Build an app as a foundation for your experiments and learning exercises. App as a place to stretch your knowledge. If you are a developer, make you own design. If you are designer, extend the app with some dynamic features. Experiment building a jQuery plugin to display your latest tweets or use Redis to cache the tweets on your server. Experiment with other third part services and use their APIs. Experiment with Responsive Design or other CSS3 and HTML5 features. Deploy the app on your server. Setup the server by yourself. Experience downtime of the server. Learn to read error logs. Fix it. Schedule regular backups. Design something. Receive critics. Improve it.

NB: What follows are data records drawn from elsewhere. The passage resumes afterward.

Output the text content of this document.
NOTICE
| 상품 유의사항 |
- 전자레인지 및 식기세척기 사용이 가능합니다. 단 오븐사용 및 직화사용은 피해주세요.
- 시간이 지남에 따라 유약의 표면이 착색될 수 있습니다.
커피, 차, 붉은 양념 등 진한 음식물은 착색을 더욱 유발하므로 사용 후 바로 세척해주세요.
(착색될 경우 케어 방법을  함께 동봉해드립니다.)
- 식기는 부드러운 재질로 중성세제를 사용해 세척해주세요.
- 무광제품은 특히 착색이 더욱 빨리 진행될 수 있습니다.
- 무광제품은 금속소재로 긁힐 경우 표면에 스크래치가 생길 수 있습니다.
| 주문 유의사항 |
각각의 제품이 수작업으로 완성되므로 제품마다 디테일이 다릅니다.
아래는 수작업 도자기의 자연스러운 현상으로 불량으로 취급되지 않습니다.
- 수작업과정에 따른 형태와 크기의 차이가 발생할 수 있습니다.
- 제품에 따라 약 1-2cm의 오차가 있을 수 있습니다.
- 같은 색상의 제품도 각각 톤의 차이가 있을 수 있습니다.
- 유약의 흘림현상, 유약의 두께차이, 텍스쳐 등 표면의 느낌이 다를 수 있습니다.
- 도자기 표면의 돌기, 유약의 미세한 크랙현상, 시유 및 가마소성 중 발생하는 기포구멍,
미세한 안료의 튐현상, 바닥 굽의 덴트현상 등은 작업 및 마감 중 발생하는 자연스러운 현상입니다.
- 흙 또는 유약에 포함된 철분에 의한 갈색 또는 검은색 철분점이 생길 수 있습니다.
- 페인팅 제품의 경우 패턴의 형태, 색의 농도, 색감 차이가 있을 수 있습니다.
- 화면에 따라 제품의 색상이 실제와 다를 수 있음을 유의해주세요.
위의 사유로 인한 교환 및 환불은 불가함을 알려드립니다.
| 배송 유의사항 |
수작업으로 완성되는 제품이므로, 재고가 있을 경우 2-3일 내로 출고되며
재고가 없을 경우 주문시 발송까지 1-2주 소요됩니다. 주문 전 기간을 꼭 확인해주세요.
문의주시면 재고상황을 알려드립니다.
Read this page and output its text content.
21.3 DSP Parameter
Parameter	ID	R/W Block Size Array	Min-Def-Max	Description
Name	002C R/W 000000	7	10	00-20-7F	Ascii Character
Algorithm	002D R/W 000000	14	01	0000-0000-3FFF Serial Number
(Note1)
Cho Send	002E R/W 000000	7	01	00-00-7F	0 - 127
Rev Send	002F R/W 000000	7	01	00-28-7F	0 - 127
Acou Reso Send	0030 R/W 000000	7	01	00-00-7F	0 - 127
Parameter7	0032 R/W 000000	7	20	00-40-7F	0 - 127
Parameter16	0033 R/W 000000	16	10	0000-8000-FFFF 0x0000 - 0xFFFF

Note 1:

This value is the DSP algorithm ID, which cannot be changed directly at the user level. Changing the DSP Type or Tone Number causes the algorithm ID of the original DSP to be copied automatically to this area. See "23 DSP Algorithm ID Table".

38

The thing is: you cannot do all these things on a client project and spend client’s time. Client project is a time when you execute with full speed. Speed that you gained by regular practice and learning.
Get out of the comfort zone. Build something for yourself. Keep your skills sharp and ready.
Just to give you a broader perspective, I’ll post a quote on Work Ethic from The Clean Coder book by Uncle Bob Martin. I highly recommend this book to you.
Your career is your responsibility. It is not your employer’s responsibility to make sure you are marketable. It is not your employer’s responsibility to train you, or to send you to conferences, or to buy you books. These things are your responsibility. Woe to the software developer who entrusts his career to his employer.
Some employers are willing to buy you books and send you to training classes and conferences. That’s fine, they are doing you a favor. But never fall into the trap of thinking that this is your employer’s responsibility. If your employer doesn’t do these things for you, you should find a way to do them yourself.